Wednesday, October 08, 2008

There Are Polite Ways Of Saying Things

For e.g.:


I couldn't agree more, but ...
I do not agree with you at all.

I completely see your point
You are wrong.

I can see your point of view
You are wrong and also stupid.

That's very interesting
That will happen over my dead and twitching body.

There may be another way of looking at this
I am now about to tell you what to do. Pay attention.

That's one way of doing it. Another is to ....
You are wrong. I am right.

What I suggest you think about is ...

Do it. Now.

Just looking at this objectively...
You are a fuckwit but you are also my client, so I cannot show you up.

I think that's a very interesting point of view.
I think you are retarded.

Possibly the best way to go at this is to ...
If we do not do this, everything will go to shit. Believe me.

That's one point of view!
You fucking cretin.

To be frank
I am quite close to hitting you.

To be honest
I am about to be very rude indeed.

May I be blunt?
I am about to tell you that you are a fucking idiot, so you may as well assume the 'brace' position.

With the greatest respect
I wouldn't piss on you if you were on fire.

Thanks for telling me. Now, how can I help you solve this problem?
Stop whining and go away.

How nice to hear from you
What do you want?

I've been in meetings all day
I have been avoiding your phone calls because I don't want to talk to you.

How was your weekend?
I am about to ask you to do something for me.

You're a star
Thank you for performing a mundane task, irritating person.

I hear you.
Fuck.
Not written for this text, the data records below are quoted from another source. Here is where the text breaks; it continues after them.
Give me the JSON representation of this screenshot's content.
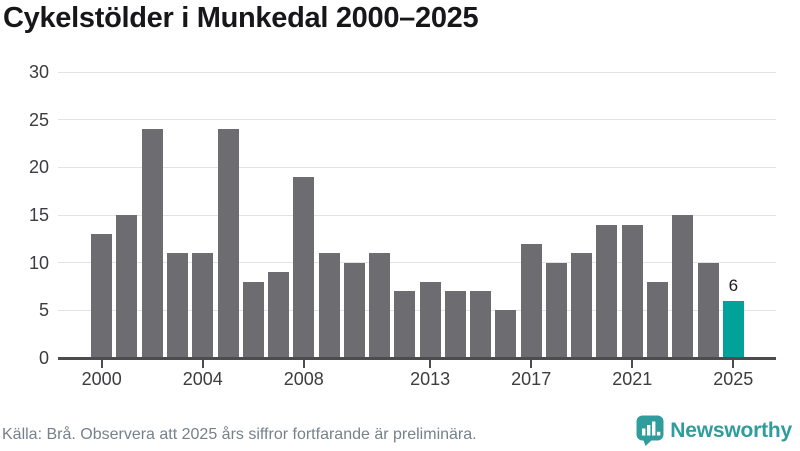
{
  "page": {
    "title": "Cykelstölder i Munkedal 2000–2025"
  },
  "chart_data": {
    "type": "bar",
    "title": "Cykelstölder i Munkedal 2000–2025",
    "x": [
      2000,
      2001,
      2002,
      2003,
      2004,
      2005,
      2006,
      2007,
      2008,
      2009,
      2010,
      2011,
      2012,
      2013,
      2014,
      2015,
      2016,
      2017,
      2018,
      2019,
      2020,
      2021,
      2022,
      2023,
      2024,
      2025
    ],
    "values": [
      13,
      15,
      24,
      11,
      11,
      24,
      8,
      9,
      19,
      11,
      10,
      11,
      7,
      8,
      7,
      7,
      5,
      12,
      10,
      11,
      14,
      14,
      8,
      15,
      10,
      6
    ],
    "ylim": [
      0,
      30
    ],
    "yticks": [
      0,
      5,
      10,
      15,
      20,
      25,
      30
    ],
    "xticks": [
      2000,
      2004,
      2008,
      2013,
      2017,
      2021,
      2025
    ],
    "grid": true,
    "legend": "none",
    "bar_color": "#6d6c71",
    "axis_color": "#4c4c50",
    "grid_color": "#e3e3e3",
    "highlight": {
      "year": 2025,
      "value": 6,
      "label": "6",
      "color": "#00a29a"
    }
  },
  "footer": {
    "source_note": "Källa: Brå. Observera att 2025 års siffror fortfarande är preliminära."
  },
  "branding": {
    "name": "Newsworthy",
    "logo_color": "#2f9d9d",
    "logo_icon": "bar-chart-speech-bubble-icon"
  }
}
Off.

15 comments:

Mephitis said...

I hear you.

(Sniggers naughtily)

katyboo1 said...

I always liked: 'With all due respect', which translates as 'I have as much respect for you as a lump of shit on my shoe.'

Anonymous said...

This will be printed and stuck to my office wall in precisely 11.5 hours time. Absolutely brilliant!!

Jude said...

Being fairly skilled at British passive agressive - I don't really understand what you are trying to say. And I think we have run out of time.

Perhaps you could put it on the agenda for the next meeting?

The Wrath of Dawn said...

I see your point.

It's right on top of your head.

I'd like to say I've enjoyed working here.

But I haven't.

Mr Farty said...

Whose idea was that?

I want to beat the crap out of him/her.

Katy Newton said...

"I wouldn't be doing my job if I didn't draw the potential negatives to your attention..." = "What you are considering is personal and professional suicide."

monkeymother said...

I am so glad that your monkey education and years of parental guidance have proved fruitful.

Welsh Girl said...

I'm not sure it is possible to add anything once the Monkey mother has spoken. Wouldn't it be rude?

SpiralSkies said...

With the greatest respect

I wouldn't piss on you if you were on fire.

(Unless I peed petrol)

sama said...

wondrous!

as usual, dear nwm, i have laughed until i was sick!

LĂ©onie said...

By God, being called a "star" makes me want to kill myself.

Beth said...

yes! yes! and 'yes' again!!
especially "to be frank..."

my own favourite is "I'm going to be perfectly blunt with you now"

= You're a fucking idiot, but by the time I've finished telling you why you're a fucking idiot you'll be thanking me and thinking I've done you a favour (which I have).

Cliff said...

I have found that "With the best will in the world" at my company means: "Never gonna happen."

Also "Speaking as a parent..." means "Some of my best friends are liberals, but..."

Adrian said...

Very very funny. I might use those in my emails from now on.